In der heutigen Zeit werden bestehende Strukturen und Konzepte immer häufiger hinterfragt und als einengend empfunden. Die Struktur unserer Beziehungen ist davon eingeschlossen. Denn heute gehen wir nicht nur monogame Beziehungen, sondern vermehrt auch offene und polyamore Beziehungen ein oder kommen im Rahmen einer „Freundschaft Plus“ oder „Situationship“ zusammen.
Strukturen und damit letztendlich auch ein Konzept zu erzeugen, ist eine Eigenschaft unseres menschlichen Verstandes, der von unseren Gedanken geprägt wird. Wir fühlen uns sicher und geborgen, wenn wir unser Leben entlang einer strukturierten Bahn führen können, die auf ihren Seiten Grenzen aufweist. Die Grenzen dieser Bahn sollten allerdings immer wieder hinterfragt werden, sodass sich diese entweder erweitern, festigen oder entfallen können. Dieses Hinterfragen ist für mich die Offenheit, die uns entwickelt und die wir deshalb nicht verlieren sollten.
Vor Kurzem erfuhr ich von einer Ansicht zum Thema Beziehungen, die eine „strukturlose Sichtweise“ beinhaltet. Dieser Ansicht zufolge seien es im Wesentlichen die – gerade angstvollen – Gedanken unseres Verstandes, die uns in Strukturen und Konzepte führen würden. Beziehungen bräuchten dieser Ansicht nach keine Struktur, sondern sollten im Hier und Jetzt gelebt werden. Einer Beziehung eine Bezeichnung zu geben, sei bereits der Versuch unseres Verstandes, diese in eine Struktur zu fassen bzw. sie in ein Konzept zu gießen. Die Beziehung einer Beziehungsform zuordnen zu wollen, sei bereits eine Art „Eingriff“ unseres Verstandes in unsere Bedürfnisse.

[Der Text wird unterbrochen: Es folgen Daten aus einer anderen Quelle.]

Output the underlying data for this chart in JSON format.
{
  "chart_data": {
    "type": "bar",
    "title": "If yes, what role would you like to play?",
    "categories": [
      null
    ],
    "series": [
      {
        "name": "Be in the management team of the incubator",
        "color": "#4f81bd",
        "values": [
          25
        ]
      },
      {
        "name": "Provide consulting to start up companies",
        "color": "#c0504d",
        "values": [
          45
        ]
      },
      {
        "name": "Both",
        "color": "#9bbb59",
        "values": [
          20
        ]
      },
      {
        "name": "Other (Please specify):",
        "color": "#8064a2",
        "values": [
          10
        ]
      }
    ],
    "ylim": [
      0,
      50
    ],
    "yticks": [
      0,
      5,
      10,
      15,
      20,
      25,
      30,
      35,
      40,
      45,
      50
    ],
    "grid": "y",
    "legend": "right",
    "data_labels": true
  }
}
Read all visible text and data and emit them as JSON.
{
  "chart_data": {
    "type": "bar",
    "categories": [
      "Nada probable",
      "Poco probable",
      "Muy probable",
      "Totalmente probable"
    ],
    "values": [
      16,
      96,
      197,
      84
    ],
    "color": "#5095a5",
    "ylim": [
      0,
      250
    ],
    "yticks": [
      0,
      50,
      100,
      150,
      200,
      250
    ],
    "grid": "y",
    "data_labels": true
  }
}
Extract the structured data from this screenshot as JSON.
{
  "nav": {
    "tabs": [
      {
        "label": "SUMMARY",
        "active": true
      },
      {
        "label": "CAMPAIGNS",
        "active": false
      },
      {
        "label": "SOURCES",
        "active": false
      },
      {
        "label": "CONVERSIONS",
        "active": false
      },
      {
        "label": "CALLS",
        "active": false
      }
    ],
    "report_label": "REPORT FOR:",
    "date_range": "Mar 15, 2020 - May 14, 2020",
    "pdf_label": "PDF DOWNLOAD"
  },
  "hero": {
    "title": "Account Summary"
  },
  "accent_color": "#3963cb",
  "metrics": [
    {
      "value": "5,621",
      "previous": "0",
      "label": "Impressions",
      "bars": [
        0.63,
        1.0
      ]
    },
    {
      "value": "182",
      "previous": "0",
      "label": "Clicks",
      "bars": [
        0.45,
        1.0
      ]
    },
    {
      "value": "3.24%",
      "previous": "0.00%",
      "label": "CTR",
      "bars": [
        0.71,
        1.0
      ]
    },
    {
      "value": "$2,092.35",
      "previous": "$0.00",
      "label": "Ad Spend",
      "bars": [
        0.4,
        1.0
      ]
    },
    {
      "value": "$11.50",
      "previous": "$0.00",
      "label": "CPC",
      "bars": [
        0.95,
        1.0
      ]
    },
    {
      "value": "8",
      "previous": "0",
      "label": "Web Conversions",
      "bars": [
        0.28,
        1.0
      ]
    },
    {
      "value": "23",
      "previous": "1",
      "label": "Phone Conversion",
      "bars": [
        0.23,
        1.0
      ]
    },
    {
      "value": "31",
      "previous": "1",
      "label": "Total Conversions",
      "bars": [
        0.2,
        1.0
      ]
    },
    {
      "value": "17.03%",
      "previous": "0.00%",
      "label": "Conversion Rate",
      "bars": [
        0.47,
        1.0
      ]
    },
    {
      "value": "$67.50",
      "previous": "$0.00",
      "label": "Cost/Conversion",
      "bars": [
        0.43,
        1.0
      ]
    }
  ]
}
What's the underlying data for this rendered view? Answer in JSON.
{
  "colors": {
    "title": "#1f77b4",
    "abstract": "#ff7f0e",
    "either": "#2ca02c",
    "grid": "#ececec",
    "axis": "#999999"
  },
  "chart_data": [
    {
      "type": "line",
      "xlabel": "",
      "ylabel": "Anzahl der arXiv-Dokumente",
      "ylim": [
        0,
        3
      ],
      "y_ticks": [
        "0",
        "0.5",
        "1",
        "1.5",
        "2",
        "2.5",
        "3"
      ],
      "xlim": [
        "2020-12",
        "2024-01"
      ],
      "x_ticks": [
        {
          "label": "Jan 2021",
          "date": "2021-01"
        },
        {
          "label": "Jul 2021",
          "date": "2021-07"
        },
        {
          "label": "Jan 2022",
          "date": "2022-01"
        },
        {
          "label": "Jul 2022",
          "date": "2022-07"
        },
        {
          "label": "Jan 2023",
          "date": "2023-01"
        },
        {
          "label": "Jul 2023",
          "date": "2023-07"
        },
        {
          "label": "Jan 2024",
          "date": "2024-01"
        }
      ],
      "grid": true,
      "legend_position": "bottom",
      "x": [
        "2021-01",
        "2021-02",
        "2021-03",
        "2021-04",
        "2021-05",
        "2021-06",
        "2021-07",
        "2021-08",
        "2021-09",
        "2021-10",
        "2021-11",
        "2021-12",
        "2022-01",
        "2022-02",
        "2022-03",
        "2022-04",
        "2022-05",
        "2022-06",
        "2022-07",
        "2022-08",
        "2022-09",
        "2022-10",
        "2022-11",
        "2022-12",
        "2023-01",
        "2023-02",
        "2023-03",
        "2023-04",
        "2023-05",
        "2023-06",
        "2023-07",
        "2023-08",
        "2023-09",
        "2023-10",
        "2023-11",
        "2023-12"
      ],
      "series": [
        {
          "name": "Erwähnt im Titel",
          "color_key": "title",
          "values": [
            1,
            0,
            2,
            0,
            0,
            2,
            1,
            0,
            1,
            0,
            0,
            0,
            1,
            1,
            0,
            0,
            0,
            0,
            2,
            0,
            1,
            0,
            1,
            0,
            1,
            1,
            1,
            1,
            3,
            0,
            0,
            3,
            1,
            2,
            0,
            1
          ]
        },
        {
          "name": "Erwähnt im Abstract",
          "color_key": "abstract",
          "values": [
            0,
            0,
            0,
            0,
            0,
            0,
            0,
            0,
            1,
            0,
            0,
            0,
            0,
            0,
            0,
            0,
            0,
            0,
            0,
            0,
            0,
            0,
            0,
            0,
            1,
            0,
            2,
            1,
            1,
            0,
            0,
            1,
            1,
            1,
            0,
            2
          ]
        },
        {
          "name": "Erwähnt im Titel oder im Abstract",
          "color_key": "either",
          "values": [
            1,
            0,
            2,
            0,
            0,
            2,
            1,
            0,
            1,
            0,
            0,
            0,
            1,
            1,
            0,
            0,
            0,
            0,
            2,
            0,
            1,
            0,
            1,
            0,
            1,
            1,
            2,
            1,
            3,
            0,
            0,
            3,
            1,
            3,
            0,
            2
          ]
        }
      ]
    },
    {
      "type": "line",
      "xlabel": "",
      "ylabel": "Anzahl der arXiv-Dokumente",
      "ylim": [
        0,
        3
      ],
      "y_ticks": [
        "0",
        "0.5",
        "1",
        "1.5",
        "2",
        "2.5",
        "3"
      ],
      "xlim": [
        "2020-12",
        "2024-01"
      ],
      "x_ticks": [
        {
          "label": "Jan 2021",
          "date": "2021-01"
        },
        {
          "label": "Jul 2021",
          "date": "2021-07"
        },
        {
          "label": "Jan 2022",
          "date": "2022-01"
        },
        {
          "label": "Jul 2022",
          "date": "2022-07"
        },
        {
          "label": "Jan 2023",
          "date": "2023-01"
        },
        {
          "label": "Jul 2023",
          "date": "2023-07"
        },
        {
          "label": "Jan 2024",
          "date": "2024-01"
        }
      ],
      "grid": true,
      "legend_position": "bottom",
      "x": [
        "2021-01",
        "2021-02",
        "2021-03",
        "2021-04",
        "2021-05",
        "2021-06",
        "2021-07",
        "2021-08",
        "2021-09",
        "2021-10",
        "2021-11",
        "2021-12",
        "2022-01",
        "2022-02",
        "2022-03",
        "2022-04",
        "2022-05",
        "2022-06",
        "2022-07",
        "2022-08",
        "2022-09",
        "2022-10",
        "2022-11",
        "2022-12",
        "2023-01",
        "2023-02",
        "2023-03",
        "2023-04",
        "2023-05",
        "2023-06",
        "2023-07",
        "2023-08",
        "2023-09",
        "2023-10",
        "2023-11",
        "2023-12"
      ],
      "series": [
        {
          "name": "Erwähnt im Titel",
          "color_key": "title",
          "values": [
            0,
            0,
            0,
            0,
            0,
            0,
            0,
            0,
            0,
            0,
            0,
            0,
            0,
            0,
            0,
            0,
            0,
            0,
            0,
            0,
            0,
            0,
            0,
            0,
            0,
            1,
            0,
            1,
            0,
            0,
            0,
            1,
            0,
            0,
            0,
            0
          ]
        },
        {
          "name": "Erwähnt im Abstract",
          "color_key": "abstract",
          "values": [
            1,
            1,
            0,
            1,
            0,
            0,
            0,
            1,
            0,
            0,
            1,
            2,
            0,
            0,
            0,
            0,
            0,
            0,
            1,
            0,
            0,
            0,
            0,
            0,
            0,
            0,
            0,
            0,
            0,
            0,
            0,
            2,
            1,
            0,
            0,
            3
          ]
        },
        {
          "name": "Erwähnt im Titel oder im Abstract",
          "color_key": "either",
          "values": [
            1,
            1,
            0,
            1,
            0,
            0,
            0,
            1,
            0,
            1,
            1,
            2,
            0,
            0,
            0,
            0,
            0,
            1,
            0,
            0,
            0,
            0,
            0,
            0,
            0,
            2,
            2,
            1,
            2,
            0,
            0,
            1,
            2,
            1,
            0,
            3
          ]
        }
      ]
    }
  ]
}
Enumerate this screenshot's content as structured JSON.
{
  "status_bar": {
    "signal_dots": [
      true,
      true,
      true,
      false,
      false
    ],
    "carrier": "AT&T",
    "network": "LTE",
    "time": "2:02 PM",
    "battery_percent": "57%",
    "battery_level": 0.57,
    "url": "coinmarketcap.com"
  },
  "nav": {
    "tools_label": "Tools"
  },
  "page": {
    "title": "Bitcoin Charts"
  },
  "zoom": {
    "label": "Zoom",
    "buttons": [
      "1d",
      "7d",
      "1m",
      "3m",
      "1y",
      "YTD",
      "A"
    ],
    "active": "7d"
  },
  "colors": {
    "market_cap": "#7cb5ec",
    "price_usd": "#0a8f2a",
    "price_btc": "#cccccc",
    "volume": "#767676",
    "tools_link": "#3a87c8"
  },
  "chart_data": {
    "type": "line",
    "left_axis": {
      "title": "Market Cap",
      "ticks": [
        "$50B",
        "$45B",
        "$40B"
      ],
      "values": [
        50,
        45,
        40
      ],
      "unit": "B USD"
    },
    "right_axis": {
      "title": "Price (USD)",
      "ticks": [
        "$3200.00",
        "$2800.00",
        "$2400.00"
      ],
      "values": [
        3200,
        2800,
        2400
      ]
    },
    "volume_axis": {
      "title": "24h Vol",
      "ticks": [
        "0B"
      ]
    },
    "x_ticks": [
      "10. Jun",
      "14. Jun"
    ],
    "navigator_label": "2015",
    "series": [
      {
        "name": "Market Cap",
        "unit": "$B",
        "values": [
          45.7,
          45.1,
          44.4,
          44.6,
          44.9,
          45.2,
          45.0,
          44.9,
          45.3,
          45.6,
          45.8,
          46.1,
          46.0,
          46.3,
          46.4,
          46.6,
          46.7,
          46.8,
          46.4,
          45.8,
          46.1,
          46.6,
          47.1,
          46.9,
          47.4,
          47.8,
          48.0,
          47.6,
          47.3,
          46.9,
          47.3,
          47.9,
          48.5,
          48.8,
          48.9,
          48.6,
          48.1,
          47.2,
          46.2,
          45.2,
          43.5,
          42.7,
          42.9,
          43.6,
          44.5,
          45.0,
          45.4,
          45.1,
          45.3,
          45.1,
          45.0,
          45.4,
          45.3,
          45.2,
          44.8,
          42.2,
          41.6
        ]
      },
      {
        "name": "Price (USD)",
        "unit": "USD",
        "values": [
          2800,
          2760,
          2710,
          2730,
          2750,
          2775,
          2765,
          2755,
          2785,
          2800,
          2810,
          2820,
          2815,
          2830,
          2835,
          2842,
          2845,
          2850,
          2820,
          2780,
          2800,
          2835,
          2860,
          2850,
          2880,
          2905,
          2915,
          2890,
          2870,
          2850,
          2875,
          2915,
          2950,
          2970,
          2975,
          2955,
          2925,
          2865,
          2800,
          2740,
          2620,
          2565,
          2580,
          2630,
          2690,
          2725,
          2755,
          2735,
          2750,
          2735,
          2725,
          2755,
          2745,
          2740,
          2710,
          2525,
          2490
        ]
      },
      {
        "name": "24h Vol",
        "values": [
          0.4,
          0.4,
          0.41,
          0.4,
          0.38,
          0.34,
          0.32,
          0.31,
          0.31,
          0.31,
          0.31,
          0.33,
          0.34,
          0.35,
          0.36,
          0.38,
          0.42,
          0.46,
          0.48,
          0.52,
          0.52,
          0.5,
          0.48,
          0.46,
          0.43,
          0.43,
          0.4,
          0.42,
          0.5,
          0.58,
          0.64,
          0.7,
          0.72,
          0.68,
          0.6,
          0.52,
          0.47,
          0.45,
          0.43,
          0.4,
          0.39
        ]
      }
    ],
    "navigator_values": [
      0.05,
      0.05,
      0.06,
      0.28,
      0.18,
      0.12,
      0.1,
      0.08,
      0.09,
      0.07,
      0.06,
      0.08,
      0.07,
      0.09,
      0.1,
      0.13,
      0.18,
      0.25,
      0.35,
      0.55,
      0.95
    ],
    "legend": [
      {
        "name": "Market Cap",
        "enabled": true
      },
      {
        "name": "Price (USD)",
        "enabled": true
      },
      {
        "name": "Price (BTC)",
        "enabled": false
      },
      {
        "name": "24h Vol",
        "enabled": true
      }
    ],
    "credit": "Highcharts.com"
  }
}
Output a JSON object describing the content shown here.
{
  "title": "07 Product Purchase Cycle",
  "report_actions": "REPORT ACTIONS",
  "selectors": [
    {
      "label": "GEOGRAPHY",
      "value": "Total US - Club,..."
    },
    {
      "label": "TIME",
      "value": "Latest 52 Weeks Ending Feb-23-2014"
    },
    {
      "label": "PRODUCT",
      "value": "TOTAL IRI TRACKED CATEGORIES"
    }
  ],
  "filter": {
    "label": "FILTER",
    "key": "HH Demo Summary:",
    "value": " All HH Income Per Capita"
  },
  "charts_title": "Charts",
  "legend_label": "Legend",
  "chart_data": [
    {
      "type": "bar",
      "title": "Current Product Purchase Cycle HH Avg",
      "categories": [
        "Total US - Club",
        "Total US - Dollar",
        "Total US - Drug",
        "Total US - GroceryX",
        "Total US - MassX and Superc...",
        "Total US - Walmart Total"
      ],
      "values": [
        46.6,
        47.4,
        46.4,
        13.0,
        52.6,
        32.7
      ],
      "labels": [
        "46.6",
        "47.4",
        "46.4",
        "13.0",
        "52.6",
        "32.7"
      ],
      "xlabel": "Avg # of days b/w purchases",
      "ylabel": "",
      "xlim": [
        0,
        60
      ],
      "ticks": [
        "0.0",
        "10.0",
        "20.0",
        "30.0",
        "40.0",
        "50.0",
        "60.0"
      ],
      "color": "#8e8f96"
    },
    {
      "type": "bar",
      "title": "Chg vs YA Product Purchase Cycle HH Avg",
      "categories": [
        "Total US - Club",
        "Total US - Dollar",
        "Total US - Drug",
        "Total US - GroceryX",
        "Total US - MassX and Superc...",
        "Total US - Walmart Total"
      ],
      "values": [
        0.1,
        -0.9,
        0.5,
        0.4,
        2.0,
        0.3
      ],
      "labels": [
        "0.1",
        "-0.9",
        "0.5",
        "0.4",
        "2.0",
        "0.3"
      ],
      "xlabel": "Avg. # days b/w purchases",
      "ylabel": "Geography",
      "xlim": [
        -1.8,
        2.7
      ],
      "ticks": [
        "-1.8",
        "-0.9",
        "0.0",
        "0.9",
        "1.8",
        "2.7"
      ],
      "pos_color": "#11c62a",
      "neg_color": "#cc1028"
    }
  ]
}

Die vorstehenden Ausführungen kann ich für die Situation gut nachvollziehen, dass sich Ungebundene wie bespielsweise Singles regelmäßig mit wechselnden Sexpartner treffen – wobei ich konsequenterweise gar nicht den Begriff „Single“ benutzen dürfte, weil ich schon alleine damit der Situation eine vom Verstand vorgegebene Struktur gebe. Vermutlich würde „Situationship“ die Situation am zutreffendsten beschreiben, doch auch damit würde ich bereits eine Struktur zuweisen. Können Sichtweisen überhaupt ausgetauscht werden, ohne sie wenigstens ansatzweise in eine Struktur zu bringen?
Schwieriger nachzuvollziehen ist für mich allerdings, warum manche von uns strukturgebende Gedanken (teilweise) abzulehnen scheinen, obwohl unsere Umgebung voll von Strukturen ist: Pflanzen, Tiere, Jahreszeiten, unsere Sprache (!) (Grammatik) usw. besitzen alle eine Struktur – selbst das Universum. Die Entdeckung der Fraktale zeigt nur zu deutlich, dass alles (!) einer Struktur folgt. Und letztendlich folgen auch Beziehungen einer Struktur, selbst wenn wir sie nicht wahrnehmen können oder wollen. Beziehungen, die zukunftsgerichtet sein sollen, folgen zumindest im Ansatz immer einer Struktur bzw. einem Konzept. Zu einer ganzheitlichen Betrachtung unseres Lebens gehören auch unsere Gedanken mit ihren Strukturen. Denn Gedanken mit ihren Strukturen gehören genauso zu unserer Evolution wie Sexualität. Nur einen Teil unsere Evolution zu begrüßen und einen anderen nicht, wäre daher unvollkommen.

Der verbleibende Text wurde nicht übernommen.